SÃO PAULO - A turbulência pode se intensificar na concorrência para a escolha do novo avião-tanque para a Força Aérea dos EUA (Usaf, na sigla em inglês), contrato avaliado em cerca de US$ 40 bilhões no total. A Boeing contestou e venceu, forçando uma revisão do resultado da concorrência ganha pelo consórcio Northrop Grumman/EADS em março deste ano. Para o novo processo de licitação, porém, a Usaf deve modificar dois pontos de avaliação, o que é novamente contestado pela Boeing, embora seja considerado justo pela competidora.

Valor Online |

O Departamento de Defesa dos EUA (DoD, na sigla em inglês) anunciou que irá diminuir a ênfase no quesito que avalia as estimativas de custo de longo prazo com uso de combustíveis e elevar a importância do quesito que avalia a capacidade total de carga do avião-tanque proposto pelas candidatas.

Segundo o sub-secretário de Aquisição, Tecnologia e Logística do DoD, John Young, é mais importante levar em consideração a capacidade do avião do que sua economia. É claro que isso tem de ser avaliado (a capacidade maior que a exigida). É um avião-tanque, então porque não avaliar?, afirmou ele.
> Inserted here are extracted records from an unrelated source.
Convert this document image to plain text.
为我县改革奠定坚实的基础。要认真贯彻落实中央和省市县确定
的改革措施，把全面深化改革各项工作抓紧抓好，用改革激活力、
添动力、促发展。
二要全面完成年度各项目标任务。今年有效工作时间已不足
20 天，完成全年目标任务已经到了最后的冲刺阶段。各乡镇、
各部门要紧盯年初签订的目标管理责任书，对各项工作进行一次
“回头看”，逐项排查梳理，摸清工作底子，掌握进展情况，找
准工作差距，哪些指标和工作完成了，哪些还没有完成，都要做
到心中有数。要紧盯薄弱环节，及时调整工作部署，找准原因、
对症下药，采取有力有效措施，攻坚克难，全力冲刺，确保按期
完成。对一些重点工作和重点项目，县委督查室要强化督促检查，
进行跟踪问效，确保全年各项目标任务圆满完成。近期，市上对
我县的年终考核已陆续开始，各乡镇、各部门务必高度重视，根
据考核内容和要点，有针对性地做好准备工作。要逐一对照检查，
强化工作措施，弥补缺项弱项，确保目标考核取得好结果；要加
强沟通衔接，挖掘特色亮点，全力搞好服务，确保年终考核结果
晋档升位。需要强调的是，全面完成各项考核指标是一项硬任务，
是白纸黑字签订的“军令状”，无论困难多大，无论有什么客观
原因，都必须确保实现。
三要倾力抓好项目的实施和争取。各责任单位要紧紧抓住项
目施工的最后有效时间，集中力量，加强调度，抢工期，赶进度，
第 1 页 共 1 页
Com base nos aviões propostos, um 767 adaptado pelo lado da Boeing e um A330 modificado por parte da EADS, a oferta da norte-americana é mais econômica no longo prazo, embora a da européia tenha maior capacidade de carga.

A Boeing, portanto, quer manter as regras da concorrência como está, pois tem vantagem em relação à oferta da competidora. Temos que ver o rascunho das novas propostas para entender quais serão verdadeiramente os requisitos (para o avião-tanque, afirmou o presidente da divisão de Aviação Militar da Boeing, Chris Chadwick. Temos o melhor avião-tanque para os requisitos que foram divulgados, até que haja algo diferente, acrescentou.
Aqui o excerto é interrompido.